Protein-protein interactions are primarily determined by the intrinsic properties of the proteins themselves, such as protein structure, and are largely independent of external environmental factors [1]. The records on protein-protein interaction data included in our databases are supported by wet experimental data and are highly credible. This ensures the high quality of our training data. It is important to note that the primary factors influencing protein interactions include the proteins' expression level and subcellular localization [3]. For instance, if two proteins are expressed concurrently in the same cell and are proximal within the cellular space, they are more likely to interact. Conversely, distant proteins are less likely to interact [4]. This phenomenon allows our ProCoT to accurately reflect classic biological pathways well recognized within the scientific community and have significant implications in disease treatment and drug development [5].

[1] Pawson, T. Protein modules and signaling networks. Nature 1995.

[2] Szklarczyk D. The STRING database in 2023: protein-protein association networks and functional enrichment analyses for any sequenced genome of interest. Nucleic Acids Res. 2023

[3] Villanueva, E., Smith, T., Pizzinga, M. et al. System-wide analysis of RNA and protein subcellular localization dynamics. Nat Methods 2024.

[4] Bickmore WA. Addressing protein localization within the nucleus. EMBO J. 2002.

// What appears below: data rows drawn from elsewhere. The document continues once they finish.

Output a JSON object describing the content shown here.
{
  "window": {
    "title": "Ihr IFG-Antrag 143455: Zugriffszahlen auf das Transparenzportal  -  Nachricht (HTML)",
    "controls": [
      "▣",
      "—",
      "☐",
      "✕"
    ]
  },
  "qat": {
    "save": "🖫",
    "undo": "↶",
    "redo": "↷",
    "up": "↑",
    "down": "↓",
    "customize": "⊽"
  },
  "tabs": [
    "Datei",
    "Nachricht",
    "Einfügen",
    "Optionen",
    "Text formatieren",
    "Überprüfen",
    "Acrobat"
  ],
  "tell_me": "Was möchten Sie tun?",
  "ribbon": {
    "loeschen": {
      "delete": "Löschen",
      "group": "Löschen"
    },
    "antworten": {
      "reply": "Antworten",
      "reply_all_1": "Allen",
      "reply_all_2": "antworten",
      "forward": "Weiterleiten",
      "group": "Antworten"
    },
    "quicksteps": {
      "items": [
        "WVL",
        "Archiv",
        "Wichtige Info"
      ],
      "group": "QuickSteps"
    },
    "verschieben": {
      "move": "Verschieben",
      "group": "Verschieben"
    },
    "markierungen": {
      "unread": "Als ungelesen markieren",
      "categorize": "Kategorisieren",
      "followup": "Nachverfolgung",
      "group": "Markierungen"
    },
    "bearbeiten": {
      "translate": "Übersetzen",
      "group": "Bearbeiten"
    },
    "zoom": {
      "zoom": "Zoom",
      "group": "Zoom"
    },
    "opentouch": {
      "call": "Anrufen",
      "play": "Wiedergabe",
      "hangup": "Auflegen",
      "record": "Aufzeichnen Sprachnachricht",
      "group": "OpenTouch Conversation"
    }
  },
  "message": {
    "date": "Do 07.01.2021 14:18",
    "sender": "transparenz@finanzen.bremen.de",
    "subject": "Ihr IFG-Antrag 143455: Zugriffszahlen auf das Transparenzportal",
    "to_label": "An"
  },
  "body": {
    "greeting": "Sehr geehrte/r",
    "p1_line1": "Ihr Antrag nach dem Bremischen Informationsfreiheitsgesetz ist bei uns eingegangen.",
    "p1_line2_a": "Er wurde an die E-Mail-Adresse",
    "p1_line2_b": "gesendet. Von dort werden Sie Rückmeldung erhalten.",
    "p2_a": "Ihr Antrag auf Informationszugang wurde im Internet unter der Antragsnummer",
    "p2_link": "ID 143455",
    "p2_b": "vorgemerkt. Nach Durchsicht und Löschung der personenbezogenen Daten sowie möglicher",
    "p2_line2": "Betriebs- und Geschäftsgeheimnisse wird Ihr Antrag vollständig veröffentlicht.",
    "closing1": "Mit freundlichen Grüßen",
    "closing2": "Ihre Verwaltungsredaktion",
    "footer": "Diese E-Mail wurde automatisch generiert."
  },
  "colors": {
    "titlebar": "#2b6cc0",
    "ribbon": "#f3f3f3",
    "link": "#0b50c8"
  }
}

[5] Pham M. Discovery of disease- and drug-specific pathways through community structures of a literature network. Bioinformatics 2020.

Question 2: Section 3.1.2. Expand DFS in the main text (and then refer to it in the appendix)

Answer:

Thank you for your suggestion. We will expand the explanation of depth first search (DFS) in Section 3.1.2 by including a brief description, and then refer readers to Section 6.1 in the Appendix for more detailed information. This revision will be incorporated in the updated version of the paper.

最终决定

Submission 51, titled "ProLLM: Leveraging Large Language Models for Predicting Protein-Protein Interactions," introduces an innovative framework that utilizes large language models (LLMs) to investigate protein-protein interactions (PPIs). The authors present ProCoT, a novel method that transforms gene signaling pathways and protein functions into natural language prompts, allowing for fine-tuning and training to predict PPIs. The submission has been reviewed by four reviewers, all of whom recognize the novelty and potential impact of the proposed method.

Based on the reviewers' feedback and the authors' thorough rebuttals, Submission 51 presents a highly innovative approach with the potential to significantly advance the field of PPI prediction. While there are some concerns regarding the generalizability and detailed experimental validation, the overall contribution, novelty, and potential impact of the work are substantial. The authors have shown a commitment to addressing the concerns raised, which further strengthens the case for acceptance. The authors should ensure that the final manuscript includes the clarifications and additional experimental results promised in their rebuttals, particularly addressing the alignment of embeddings and the robustness of the model on diverse datasets.